The banging at the bathroom door startled them apart. “Hey! You wanna let someone else get in there?”

He glanced toward the door, then back at Delilah. Their eyes met, and he grinned. “Come on,” he said, helping her down. “Let’s go give the folks out there something to talk about.”

They got a few interested glances as they left the men’s room, then headed straight for the street.

“Admit it,” Delilah said, sliding her arm through his. “You liked that.”

“I did,” he said. “Sinking deep into a willing woman—what’s not to like?”

“I’m just keeping score,” she said.

He stopped walking, pulling her back to him. “Score?”

“That’s two. Things that you like, I mean.”

“And the first?”

“The arts center, of course. I told you that you’d like it, and you do.”

He started walking again. “You’re right. I do. And I thought you liked helping at the literacy center.”

She shrugged. “Maybe I got bored.”

“Mmm.” He looked sideways at her. “I hope you’re not bored modeling for me.”

“Never,” she said, aiming a genuine smile at him.

He matched her smile. “Glad it’s not torture.”

“Maybe it is,” she said, stopping on the street and hooking her arms around his neck. She pulled up on her toes and brushed her lips over his. “Maybe I like torture.”

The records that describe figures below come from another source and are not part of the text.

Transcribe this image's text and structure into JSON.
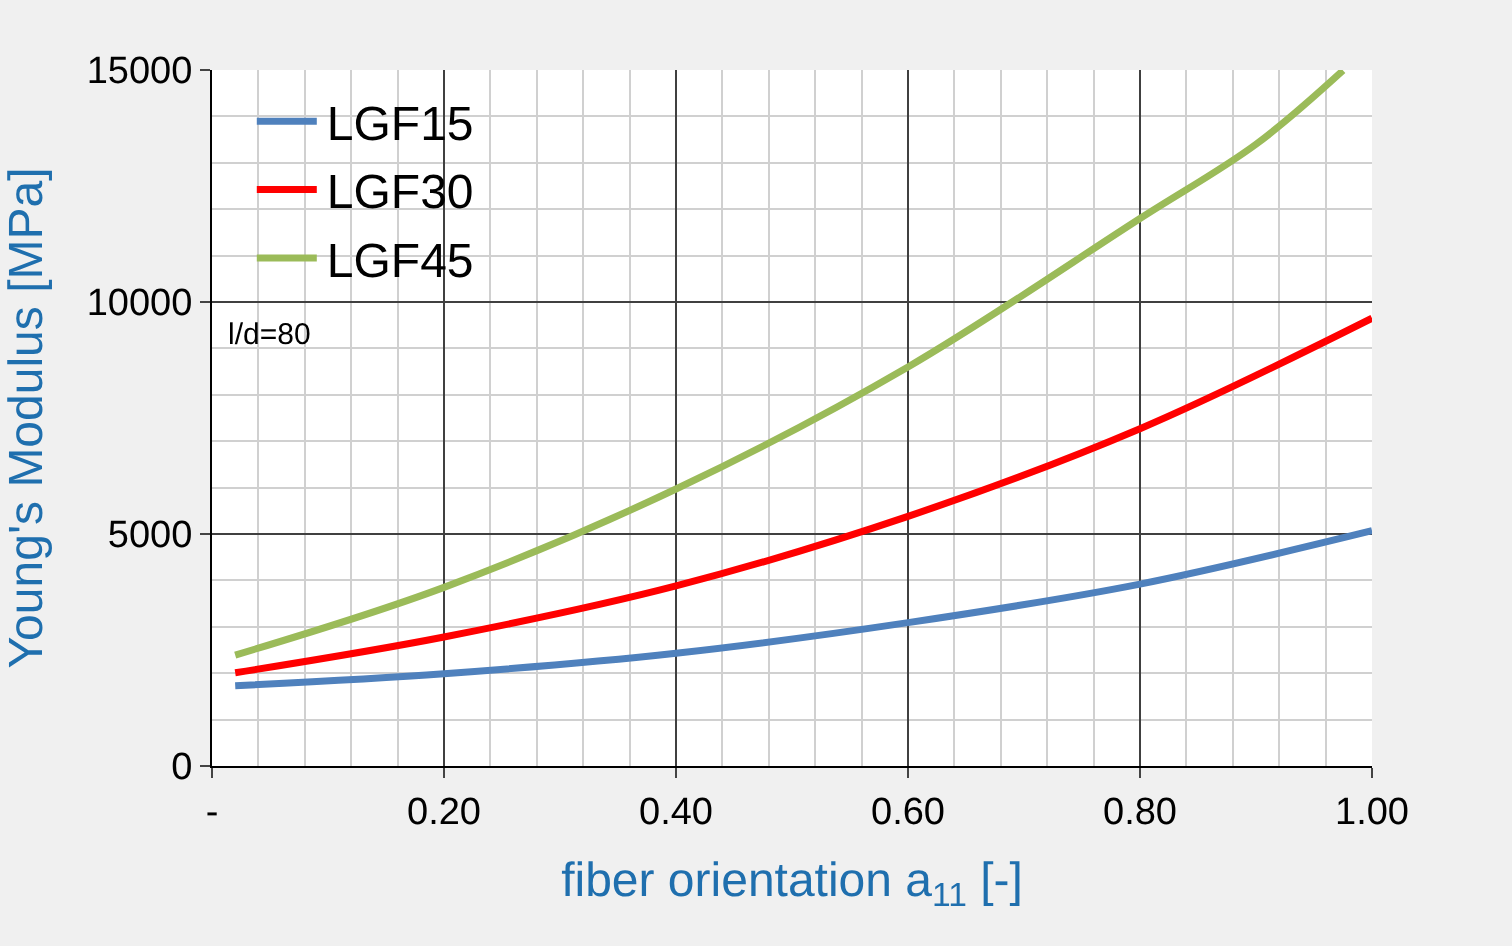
{
  "chart_data": {
    "type": "line",
    "xlabel": "fiber orientation a$_{11}$ [-]",
    "ylabel": "Young's Modulus [MPa]",
    "xlim": [
      0,
      1
    ],
    "xticks": [
      {
        "value": 0,
        "label": "-"
      },
      {
        "value": 0.2,
        "label": "0.20"
      },
      {
        "value": 0.4,
        "label": "0.40"
      },
      {
        "value": 0.6,
        "label": "0.60"
      },
      {
        "value": 0.8,
        "label": "0.80"
      },
      {
        "value": 1.0,
        "label": "1.00"
      }
    ],
    "ylim": [
      0,
      15000
    ],
    "yticks": [
      0,
      5000,
      10000,
      15000
    ],
    "grid": true,
    "legend": "top left",
    "marker": "none",
    "line_style": "solid",
    "annotations": [
      "l/d=80"
    ],
    "series": [
      {
        "name": "LGF15",
        "color": "#4f81bd",
        "x": [
          0.02,
          0.2,
          0.4,
          0.6,
          0.8,
          1.0
        ],
        "values": [
          1730,
          1990,
          2430,
          3090,
          3920,
          5070
        ]
      },
      {
        "name": "LGF30",
        "color": "#ff0000",
        "x": [
          0.02,
          0.2,
          0.4,
          0.6,
          0.8,
          1.0
        ],
        "values": [
          2010,
          2780,
          3880,
          5380,
          7270,
          9650
        ]
      },
      {
        "name": "LGF45",
        "color": "#9bbb59",
        "x": [
          0.02,
          0.2,
          0.4,
          0.6,
          0.8,
          0.9,
          0.975
        ],
        "values": [
          2390,
          3850,
          5970,
          8600,
          11800,
          13400,
          14990
        ]
      }
    ]
  }
}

“Do you now?” He cupped her rear in his hands and pressed her close, his body reacting immediately from the contact.

“Take me home, Nick. Take me home and torture me some more.”

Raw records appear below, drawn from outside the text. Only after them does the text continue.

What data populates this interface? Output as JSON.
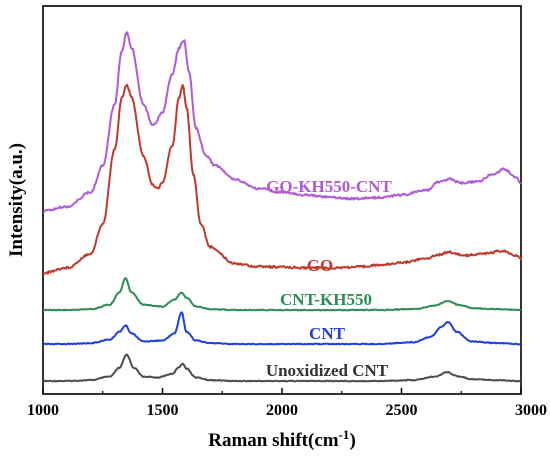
{
  "chart_data": {
    "type": "line",
    "xlabel": "Raman shift(cm",
    "xlabel_sup": "-1",
    "xlabel_end": ")",
    "ylabel": "Intensity(a.u.)",
    "xlim": [
      1000,
      3000
    ],
    "x_ticks": [
      1000,
      1500,
      2000,
      2500,
      3000
    ],
    "x_tick_labels": [
      "1000",
      "1500",
      "2000",
      "2500",
      "3000"
    ],
    "y_ticks_shown": false,
    "legend": "none",
    "grid": false,
    "series": [
      {
        "name": "Unoxidized CNT",
        "color": "#4d4d4d",
        "x": [
          1000,
          1100,
          1200,
          1280,
          1320,
          1350,
          1380,
          1420,
          1480,
          1540,
          1570,
          1585,
          1600,
          1640,
          1700,
          1800,
          2000,
          2200,
          2400,
          2550,
          2640,
          2690,
          2740,
          2800,
          2900,
          3000
        ],
        "y": [
          0.0,
          0.0,
          0.01,
          0.05,
          0.15,
          0.3,
          0.15,
          0.05,
          0.04,
          0.08,
          0.16,
          0.2,
          0.14,
          0.04,
          0.01,
          0.0,
          0.0,
          0.0,
          0.0,
          0.01,
          0.05,
          0.1,
          0.05,
          0.02,
          0.01,
          0.0
        ]
      },
      {
        "name": "CNT",
        "color": "#1f3fdd",
        "x": [
          1000,
          1100,
          1200,
          1280,
          1320,
          1345,
          1370,
          1420,
          1500,
          1550,
          1580,
          1600,
          1640,
          1700,
          1800,
          2000,
          2200,
          2400,
          2550,
          2620,
          2670,
          2695,
          2730,
          2790,
          2900,
          3000
        ],
        "y": [
          0.0,
          0.0,
          0.01,
          0.05,
          0.14,
          0.21,
          0.12,
          0.03,
          0.04,
          0.12,
          0.36,
          0.14,
          0.04,
          0.01,
          0.0,
          0.0,
          0.0,
          0.0,
          0.02,
          0.08,
          0.2,
          0.25,
          0.14,
          0.03,
          0.01,
          0.0
        ]
      },
      {
        "name": "CNT-KH550",
        "color": "#2e8b57",
        "x": [
          1000,
          1100,
          1200,
          1280,
          1320,
          1345,
          1370,
          1420,
          1500,
          1550,
          1580,
          1600,
          1640,
          1700,
          1800,
          2000,
          2200,
          2400,
          2550,
          2640,
          2690,
          2740,
          2800,
          2900,
          3000
        ],
        "y": [
          0.0,
          0.0,
          0.01,
          0.06,
          0.2,
          0.36,
          0.2,
          0.06,
          0.04,
          0.12,
          0.2,
          0.14,
          0.04,
          0.01,
          0.0,
          0.0,
          0.0,
          0.0,
          0.01,
          0.05,
          0.1,
          0.06,
          0.02,
          0.01,
          0.0
        ]
      },
      {
        "name": "GO",
        "color": "#c0392b",
        "x": [
          1000,
          1100,
          1200,
          1250,
          1300,
          1330,
          1350,
          1370,
          1420,
          1460,
          1480,
          1500,
          1540,
          1570,
          1585,
          1600,
          1630,
          1660,
          1700,
          1800,
          1900,
          2000,
          2100,
          2200,
          2300,
          2400,
          2500,
          2600,
          2650,
          2700,
          2760,
          2850,
          2920,
          2980,
          3000
        ],
        "y": [
          0.0,
          0.08,
          0.3,
          0.75,
          1.9,
          2.7,
          2.9,
          2.7,
          1.8,
          1.35,
          1.3,
          1.4,
          1.95,
          2.7,
          2.9,
          2.55,
          1.5,
          0.75,
          0.4,
          0.15,
          0.1,
          0.09,
          0.08,
          0.08,
          0.09,
          0.12,
          0.16,
          0.22,
          0.28,
          0.32,
          0.27,
          0.3,
          0.34,
          0.26,
          0.22
        ]
      },
      {
        "name": "GO-KH550-CNT",
        "color": "#b05ad7",
        "x": [
          1000,
          1100,
          1200,
          1250,
          1300,
          1330,
          1350,
          1370,
          1420,
          1460,
          1500,
          1540,
          1570,
          1590,
          1610,
          1640,
          1680,
          1720,
          1800,
          1900,
          2000,
          2100,
          2200,
          2300,
          2400,
          2500,
          2600,
          2660,
          2700,
          2750,
          2820,
          2880,
          2930,
          2980,
          3000
        ],
        "y": [
          0.0,
          0.08,
          0.35,
          0.85,
          2.0,
          3.0,
          3.35,
          3.05,
          2.0,
          1.6,
          1.85,
          2.55,
          3.05,
          3.2,
          2.6,
          1.55,
          1.05,
          0.85,
          0.6,
          0.42,
          0.35,
          0.3,
          0.26,
          0.23,
          0.25,
          0.3,
          0.38,
          0.55,
          0.6,
          0.52,
          0.55,
          0.68,
          0.78,
          0.62,
          0.5
        ]
      }
    ]
  }
}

They hurried the last two blocks, stopping only at the corner deli to grab a couple of sandwiches and some sodas.

“Sixteen-fifty,” the clerk said.

“My treat,” Delilah said to Nick. “I’ve got this incredibly lucrative modeling job,” she told the clerk. “I should splurge on sex toys and drugs, but sandwiches are more my speed.”

“Oh,” he said, looking so baffled Nick almost laughed. “Right.” He took the twenty Delilah handed her, then returned four dollars and a couple of quarters. She took the sacks, and they headed back onto the street.

“He gave you the wrong change,” Nick said.

“I know. A whole buck. It’ll hardly break them. They charge too much for these sandwiches anyway.”